Durante años se nos dijo que el malestar que se extendía por las sociedades occidentales tenía más que ver con la percepción que con la realidad. Se explicaba como nostalgia, resistencia al cambio o incapacidad de adaptarse a un mundo más complejo. Los servicios públicos no empeoraban; simplemente nos habíamos vuelto más exigentes. La industria no desaparecía; solo “evolucionaba”. No éramos más pobres; simplemente vivíamos de otra manera.

Sin embargo, cuando el descontento se convierte en una experiencia cotidiana, esta explicación resulta cada vez más difícil de sostener: salarios que no cubren las necesidades básicas, viviendas cada vez menos accesibles, precios de la energía que no logran bajar de forma permanente, infraestructuras que envejecen silenciosamente y una dependencia creciente de proveedores externos incluso en ámbitos que antes parecían irrelevantes. En este punto, el problema deja de ser psicológico y empieza a parecer, en el sentido más amplio, una cuestión política.
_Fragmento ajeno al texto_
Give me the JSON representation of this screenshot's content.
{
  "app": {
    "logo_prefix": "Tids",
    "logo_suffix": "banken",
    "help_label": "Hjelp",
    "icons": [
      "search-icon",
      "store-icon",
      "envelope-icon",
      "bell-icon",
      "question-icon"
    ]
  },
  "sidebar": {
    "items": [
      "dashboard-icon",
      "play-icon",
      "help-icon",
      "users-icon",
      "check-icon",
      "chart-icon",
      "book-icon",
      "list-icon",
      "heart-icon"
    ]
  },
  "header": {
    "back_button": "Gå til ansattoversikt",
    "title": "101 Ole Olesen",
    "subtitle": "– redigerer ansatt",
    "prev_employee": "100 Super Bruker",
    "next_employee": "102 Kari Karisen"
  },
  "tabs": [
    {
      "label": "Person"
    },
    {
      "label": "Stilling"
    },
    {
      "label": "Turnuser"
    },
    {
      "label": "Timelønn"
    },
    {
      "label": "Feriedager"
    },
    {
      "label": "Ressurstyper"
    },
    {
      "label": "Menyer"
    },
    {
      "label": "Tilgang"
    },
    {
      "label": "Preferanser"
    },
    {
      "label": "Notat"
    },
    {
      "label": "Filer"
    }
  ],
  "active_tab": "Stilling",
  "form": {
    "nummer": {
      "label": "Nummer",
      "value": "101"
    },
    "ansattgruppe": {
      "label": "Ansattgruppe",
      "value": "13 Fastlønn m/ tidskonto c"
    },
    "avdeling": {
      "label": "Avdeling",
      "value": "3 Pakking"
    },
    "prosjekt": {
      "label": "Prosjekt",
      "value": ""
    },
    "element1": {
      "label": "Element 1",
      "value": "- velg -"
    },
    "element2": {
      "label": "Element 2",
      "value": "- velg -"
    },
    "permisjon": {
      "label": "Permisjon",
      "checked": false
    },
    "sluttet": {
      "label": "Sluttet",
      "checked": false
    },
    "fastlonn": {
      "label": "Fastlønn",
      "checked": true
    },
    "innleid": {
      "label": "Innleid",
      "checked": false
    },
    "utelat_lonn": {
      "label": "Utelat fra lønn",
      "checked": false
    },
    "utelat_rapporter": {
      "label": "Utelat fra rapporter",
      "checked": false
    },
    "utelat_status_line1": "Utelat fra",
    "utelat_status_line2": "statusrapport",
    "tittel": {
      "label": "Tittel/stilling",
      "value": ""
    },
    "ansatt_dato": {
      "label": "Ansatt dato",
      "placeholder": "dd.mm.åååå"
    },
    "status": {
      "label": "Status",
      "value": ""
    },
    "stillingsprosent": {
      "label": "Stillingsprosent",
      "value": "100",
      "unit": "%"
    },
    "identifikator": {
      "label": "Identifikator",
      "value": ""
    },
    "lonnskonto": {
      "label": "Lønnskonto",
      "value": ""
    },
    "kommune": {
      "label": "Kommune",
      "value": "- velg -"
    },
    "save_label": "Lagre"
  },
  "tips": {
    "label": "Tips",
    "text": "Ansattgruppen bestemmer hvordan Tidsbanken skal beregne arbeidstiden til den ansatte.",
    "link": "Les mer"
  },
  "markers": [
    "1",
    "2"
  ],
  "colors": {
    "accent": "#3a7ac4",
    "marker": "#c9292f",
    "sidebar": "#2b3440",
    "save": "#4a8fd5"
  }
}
Cada vez más observadores lo reconocen. Lo que enfrentamos no es una desaceleración temporal, sino un reequilibrio más profundo del orden económico y geopolítico que se formó tras la Guerra Fría. La sensación de que “todo se desmorona” no es una alucinación colectiva; es la forma que adopta un sistema presionado cuando, en un entorno más duro y fragmentado, debe redistribuir costos, poder y oportunidades.

Este argumento circuló recientemente con el ensayo The Great Rebalancing, ampliamente difundido y escrito por The Long View (@HayekAndKeynes). Su tesis central que la inestabilidad actual no es accidental, sino el resultado lógico de un modelo agotado ofrece un punto de partida útil para el debate, aunque no deba ser su conclusión.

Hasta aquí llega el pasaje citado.